Performing drug-resistance testing before ART initiation in patients with chronic HIV infection is less straightforward. The rate at which transmitted resistance-associated mutations revert to wild-type virus has not been completely delineated, but mutations present at the time of HIV transmission are more stable than those selected under drug pressure, and it is often possible to detect resistance-associated mutations in viruses that were transmitted several years earlier [29-31]. No prospective trial has addressed whether drug-resistance testing prior to initiation of therapy confers benefit in this population. However, data from several, but not all, studies suggest suboptimal virologic responses in persons with baseline mutations [16-19, 32-34]. In addition, a cost-effectiveness analysis of early genotypic resistance testing suggests that baseline testing in this population should be performed [35]. Therefore, resistance testing in chronically infected persons at the time of entry into HIV care is recommended (AIII). Genotypic testing is preferred in this situation because of lower cost, more rapid turnaround time, ability to detect mixtures of wild-type and resistant virus, and the relative ease of interpretation (AIII). If therapy is deferred, repeat testing just prior to initiation of ART should be considered because the patient may have acquired drug-resistant virus (i.e., superinfection) (CIII).

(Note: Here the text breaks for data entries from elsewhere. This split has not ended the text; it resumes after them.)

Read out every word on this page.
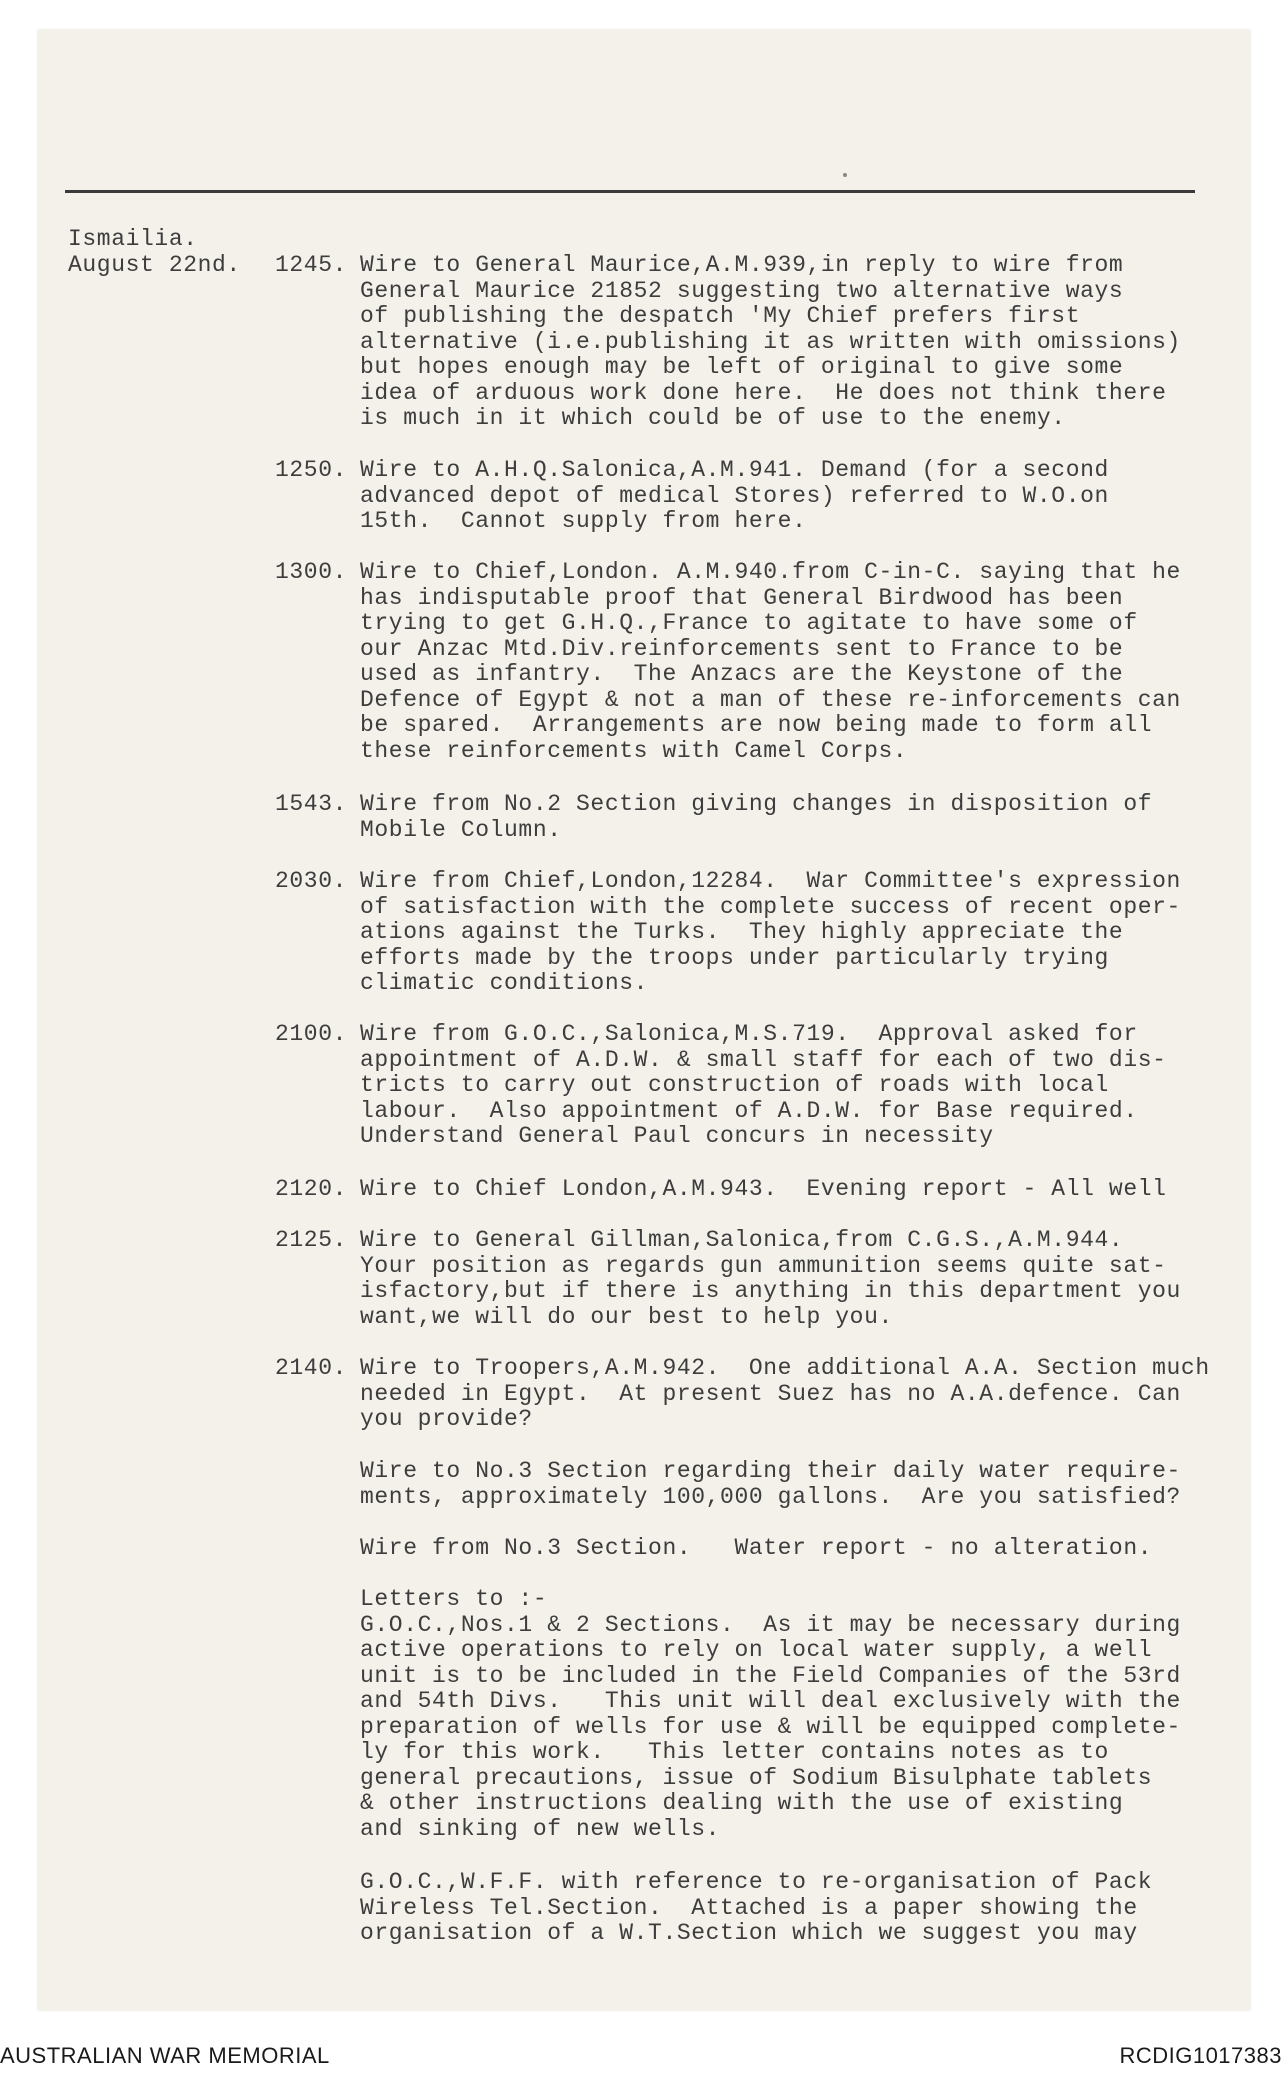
Ismailia.
August 22nd.	1245. Wire to General Maurice,A.M.939,in reply to wire from
General Maurice 21852 suggesting two alternative ways
of publishing the despatch 'My Chief prefers first
alternative (i.e.publishing it as written with omissions)
but hopes enough may be left of original to give some
idea of arduous work done here.  He does not think there
is much in it which could be of use to the enemy.
1250. Wire to A.H.Q.Salonica,A.M.941. Demand (for a second
advanced depot of medical Stores) referred to W.O.on
15th.  Cannot supply from here.
1300. Wire to Chief,London. A.M.940.from C-in-C. saying that he
has indisputable proof that General Birdwood has been
trying to get G.H.Q.,France to agitate to have some of
our Anzac Mtd.Div.reinforcements sent to France to be
used as infantry.  The Anzacs are the Keystone of the
Defence of Egypt & not a man of these re-inforcements can
be spared.  Arrangements are now being made to form all
these reinforcements with Camel Corps.
1543. Wire from No.2 Section giving changes in disposition of
Mobile Column.
2030. Wire from Chief,London,12284.  War Committee's expression
of satisfaction with the complete success of recent oper-
ations against the Turks.  They highly appreciate the
efforts made by the troops under particularly trying
climatic conditions.
2100. Wire from G.O.C.,Salonica,M.S.719.  Approval asked for
appointment of A.D.W. & small staff for each of two dis-
tricts to carry out construction of roads with local
labour.  Also appointment of A.D.W. for Base required.
Understand General Paul concurs in necessity
2120. Wire to Chief London,A.M.943.  Evening report - All well
2125. Wire to General Gillman,Salonica,from C.G.S.,A.M.944.
Your position as regards gun ammunition seems quite sat-
isfactory,but if there is anything in this department you
want,we will do our best to help you.
2140. Wire to Troopers,A.M.942.  One additional A.A. Section much
needed in Egypt.  At present Suez has no A.A.defence. Can
you provide?
Wire to No.3 Section regarding their daily water require-
ments, approximately 100,000 gallons.  Are you satisfied?
Wire from No.3 Section.   Water report - no alteration.
Letters to :-
G.O.C.,Nos.1 & 2 Sections.  As it may be necessary during
active operations to rely on local water supply, a well
unit is to be included in the Field Companies of the 53rd
and 54th Divs.   This unit will deal exclusively with the
preparation of wells for use & will be equipped complete-
ly for this work.   This letter contains notes as to
general precautions, issue of Sodium Bisulphate tablets
& other instructions dealing with the use of existing
and sinking of new wells.
G.O.C.,W.F.F. with reference to re-organisation of Pack
Wireless Tel.Section.  Attached is a paper showing the
organisation of a W.T.Section which we suggest you may
AUSTRALIAN WAR MEMORIAL	RCDIG1017383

Standard genotypic drug-resistance testing in ARV-naive persons involves testing for mutations in the RT and PR genes. Although transmission of INSTI-resistant virus has rarely been reported, as use of INSTIs increases, the potential for transmission of INSTI-resistant virus may also increase. Therefore, providers may wish to supplement standard baseline genotypic resistance testing with genotypic testing for resistance to INSTI (CIII).

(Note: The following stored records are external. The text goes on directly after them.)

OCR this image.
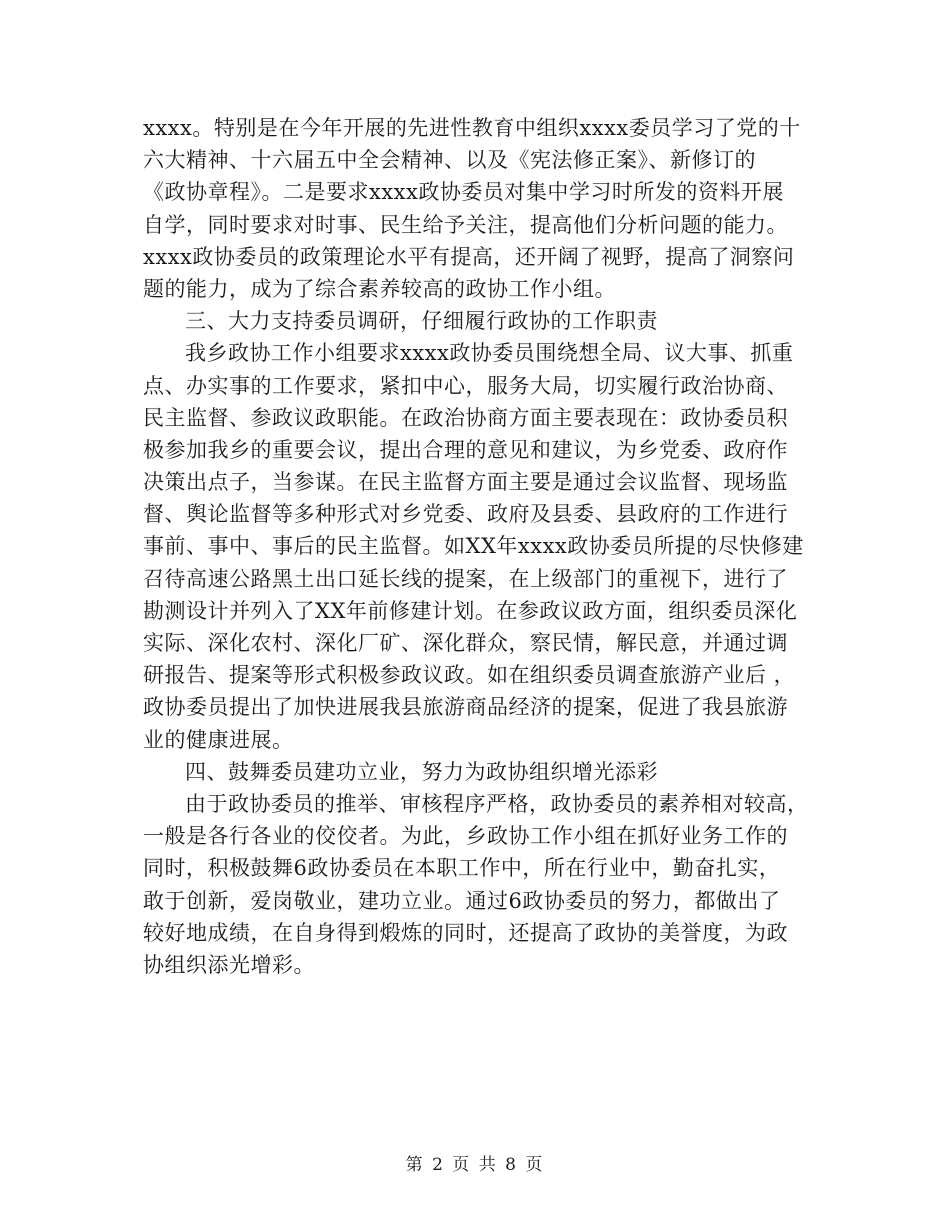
xxxx。特别是在今年开展的先进性教育中组织xxxx委员学习了党的十
六大精神、十六届五中全会精神、以及《宪法修正案》、新修订的
《政协章程》。二是要求xxxx政协委员对集中学习时所发的资料开展
自学，同时要求对时事、民生给予关注，提高他们分析问题的能力。
xxxx政协委员的政策理论水平有提高，还开阔了视野，提高了洞察问
题的能力，成为了综合素养较高的政协工作小组。
三、大力支持委员调研，仔细履行政协的工作职责
我乡政协工作小组要求xxxx政协委员围绕想全局、议大事、抓重
点、办实事的工作要求，紧扣中心，服务大局，切实履行政治协商、
民主监督、参政议政职能。在政治协商方面主要表现在：政协委员积
极参加我乡的重要会议，提出合理的意见和建议，为乡党委、政府作
决策出点子，当参谋。在民主监督方面主要是通过会议监督、现场监
督、舆论监督等多种形式对乡党委、政府及县委、县政府的工作进行
事前、事中、事后的民主监督。如XX年xxxx政协委员所提的尽快修建
召待高速公路黑土出口延长线的提案，在上级部门的重视下，进行了
勘测设计并列入了XX年前修建计划。在参政议政方面，组织委员深化
实际、深化农村、深化厂矿、深化群众，察民情，解民意，并通过调
研报告、提案等形式积极参政议政。如在组织委员调查旅游产业后 ，
政协委员提出了加快进展我县旅游商品经济的提案，促进了我县旅游
业的健康进展。
四、鼓舞委员建功立业，努力为政协组织增光添彩
由于政协委员的推举、审核程序严格，政协委员的素养相对较高，
一般是各行各业的佼佼者。为此，乡政协工作小组在抓好业务工作的
同时，积极鼓舞6政协委员在本职工作中，所在行业中，勤奋扎实，
敢于创新，爱岗敬业，建功立业。通过6政协委员的努力，都做出了
较好地成绩，在自身得到煅炼的同时，还提高了政协的美誉度，为政
协组织添光增彩。
第 2 页 共 8 页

Use of Resistance Assays in the Event of Virologic Failure

Resistance assays are useful in guiding decisions for patients experiencing virologic failure while on ART. Several prospective studies assessed the utility of resistance testing in guiding ARV drug selection in patients with virologic failure. These studies involved genotypic assays, phenotypic assays, or both [6, 36-42]. In general, these studies found that early virologic response to salvage regimens was improved when results of resistance testing were available to guide changes in therapy, compared with responses observed when changes in therapy were guided only by clinical judgment. Additionally, one observational study demonstrated improved survival in patients with detectable HIV plasma RNA when drug-resistance testing was performed [43]. Thus, resistance testing appears to be a useful tool in selecting active drugs when changing ARV regimens for virologic failure in persons with HIV RNA >1,000 copies/mL (AI). (See Virologic and Immunologic Failure.) In persons with >500 but <1,000 copies/mL, testing may be unsuccessful but should still be considered (BII). Drug-resistance testing is not usually recommended in persons with a plasma viral load <500 copies/mL because resistance assays cannot be consistently performed given low HIV RNA levels (AIII).

Resistance testing also can help guide treatment decisions for patients with suboptimal viral load reduction (AII). Virologic failure in the setting of combination ART is, for certain patients, associated with resistance to only one component of the regimen [44-46]. In that situation, substituting individual drugs in a failing regimen might be possible, although this concept will require clinical validation. (See Virologic and Immunologic Failure.)

Genotypic testing is generally preferred for virologic failure or suboptimal viral load reduction in persons failing their first or second ARV drug regimen because of lower cost, faster turnaround time, and greater sensitivity for detecting mixtures of wild-type and resistant virus (AIII). Addition of phenotypic to genotypic testing is generally preferred for persons with known or suspected complex drug-resistance mutation patterns, particularly to PIs (BIII).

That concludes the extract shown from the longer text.